= Styrian-Lower Austrian Limestone Alps =

The Styrian-Lower Austrian Limestone Alps (Steirisch-niederösterreichische Kalkalpen) are the easternmost part of the Northern Limestone Alps, running from the River Enns to the Vienna Basin. The high Alpine, limestone massifs of the Hochschwab, Veitsch, Schneealpe, Rax and Schneeberg belong to it as do the limestone prealps to the north as far as the Flysch zone.

The geological conditions in the limestone mountains make this part of the Limestone Alps a valuable drinking water reservoir, from which the Vienna Water Supply (Wiener Wasserversorgung) draws. The geologist, Eduard Suess, pressed the Vienna city council for a water supply from this region as early as 1864. In 1873 the First Vienna Mountain Spring Pipeline (I. Wiener Hochquellenwasserleitung) was opened, running from the Rax-Schneeberg area.
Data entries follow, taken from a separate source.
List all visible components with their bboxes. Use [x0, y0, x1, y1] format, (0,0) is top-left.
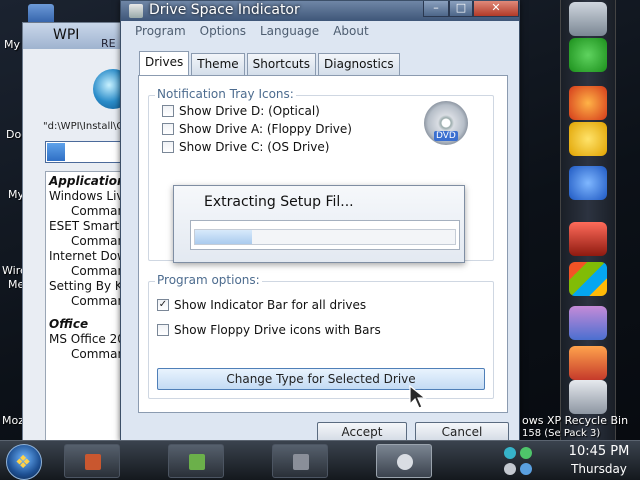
checkbox-label: Show Drive C: (OS Drive) [179, 140, 330, 154]
task-button-installer[interactable] [168, 444, 224, 478]
maximize-button[interactable]: □ [449, 1, 473, 17]
antivirus-icon[interactable] [520, 447, 532, 459]
media-app-icon[interactable] [569, 222, 607, 256]
right-dock [560, 0, 616, 440]
os-version-label: 158 (Se Pack 3) [522, 428, 601, 439]
window-title: Drive Space Indicator [149, 2, 300, 18]
checkbox-label: Show Floppy Drive icons with Bars [174, 323, 381, 337]
extract-progress-bar [190, 220, 460, 250]
tab-drives[interactable]: Drives [139, 51, 190, 75]
start-button[interactable]: ❖ [6, 444, 42, 480]
network-icon[interactable] [504, 447, 516, 459]
checkbox-box[interactable] [162, 105, 174, 117]
task-button-package[interactable] [64, 444, 120, 478]
change-type-button[interactable]: Change Type for Selected Drive [157, 368, 485, 390]
app-icon [129, 4, 143, 18]
shield-icon[interactable] [520, 463, 532, 475]
extract-progress-track [194, 229, 456, 245]
browser-icon[interactable] [569, 86, 607, 120]
tab-strip: Drives Theme Shortcuts Diagnostics [139, 51, 402, 75]
tab-theme[interactable]: Theme [191, 53, 245, 75]
show-drive-a-checkbox[interactable]: Show Drive A: (Floppy Drive) [162, 122, 352, 136]
internet-explorer-icon[interactable] [569, 38, 607, 72]
system-tray [502, 443, 546, 479]
package-icon [85, 454, 101, 470]
task-button-window[interactable] [272, 444, 328, 478]
show-floppy-bars-checkbox[interactable]: Show Floppy Drive icons with Bars [157, 323, 381, 337]
extract-progress-fill [195, 230, 253, 244]
menu-language[interactable]: Language [260, 21, 319, 41]
recycle-bin-label[interactable]: ows XP Recycle Bin [522, 414, 628, 427]
notification-tray-title: Notification Tray Icons: [155, 87, 296, 101]
checkbox-box[interactable] [162, 123, 174, 135]
checkbox-box-checked[interactable]: ✓ [157, 299, 169, 311]
tools-icon[interactable] [569, 346, 607, 380]
installer-icon [189, 454, 205, 470]
tab-shortcuts[interactable]: Shortcuts [246, 53, 317, 75]
close-button[interactable]: ✕ [473, 1, 519, 17]
mouse-cursor-icon [409, 384, 427, 409]
cancel-button[interactable]: Cancel [415, 422, 509, 442]
minimize-button[interactable]: – [423, 1, 449, 17]
task-button-drive-indicator[interactable] [376, 444, 432, 478]
taskbar: ❖ 10:45 PM Thursday [0, 440, 640, 480]
menu-options[interactable]: Options [200, 21, 246, 41]
checkbox-label: Show Drive A: (Floppy Drive) [179, 122, 352, 136]
messenger-icon[interactable] [569, 122, 607, 156]
checkbox-label: Show Indicator Bar for all drives [174, 298, 367, 312]
live-messenger-icon[interactable] [569, 166, 607, 200]
archive-icon[interactable] [569, 306, 607, 340]
tab-diagnostics[interactable]: Diagnostics [318, 53, 400, 75]
arrow-app-icon[interactable] [569, 2, 607, 36]
windows-logo-icon: ❖ [15, 452, 32, 473]
clock-day: Thursday [571, 462, 627, 476]
window-icon [293, 454, 309, 470]
extracting-dialog[interactable]: Extracting Setup Fil... [173, 185, 465, 263]
volume-icon[interactable] [504, 463, 516, 475]
show-drive-d-checkbox[interactable]: Show Drive D: (Optical) [162, 104, 320, 118]
windows-logo-icon[interactable] [569, 262, 607, 296]
dvd-drive-icon: DVD [424, 101, 468, 145]
wpi-progress-text: 19% [72, 145, 99, 159]
checkbox-label: Show Drive D: (Optical) [179, 104, 320, 118]
drive-indicator-icon [397, 454, 413, 470]
dvd-label: DVD [434, 131, 458, 141]
clock-time: 10:45 PM [568, 444, 630, 459]
show-drive-c-checkbox[interactable]: Show Drive C: (OS Drive) [162, 140, 329, 154]
wpi-title: WPI [53, 27, 80, 43]
taskbar-clock[interactable]: 10:45 PM Thursday [560, 443, 638, 477]
show-indicator-bar-checkbox[interactable]: ✓ Show Indicator Bar for all drives [157, 298, 366, 312]
menu-bar: Program Options Language About [129, 21, 369, 41]
dsi-titlebar[interactable]: Drive Space Indicator – □ ✕ [121, 1, 519, 21]
accept-button[interactable]: Accept [317, 422, 407, 442]
wpi-menu-fragment[interactable]: RE [101, 37, 116, 50]
menu-about[interactable]: About [333, 21, 368, 41]
wpi-progress-fill [47, 143, 66, 161]
recycle-bin-icon[interactable] [569, 380, 607, 414]
checkbox-box[interactable] [157, 324, 169, 336]
menu-program[interactable]: Program [135, 21, 186, 41]
checkbox-box[interactable] [162, 141, 174, 153]
program-options-title: Program options: [155, 273, 262, 287]
extracting-title: Extracting Setup Fil... [204, 194, 354, 210]
wpi-install-path: "d:\WPI\Install\O [43, 121, 125, 132]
The 2nd pipeline was opened in 1910 and also drew its water from the area of the Styrian-Lower Austrian Limestone Alps, being fed from sources in the Hochschwab region near Wildalpen. The largest spring is the Kläfferquelle at the foot of the Hochschwab, in Styrian Salza valley. This spring supplies 860 million litres per day during the thaw, four times more than can be transported to Vienna through the pipeline.
The Vienna Forestry Commission looks after the forests in the catchment area of the sources, which is a designated water protection area. Parts of the forest also belong to Admont Abbey.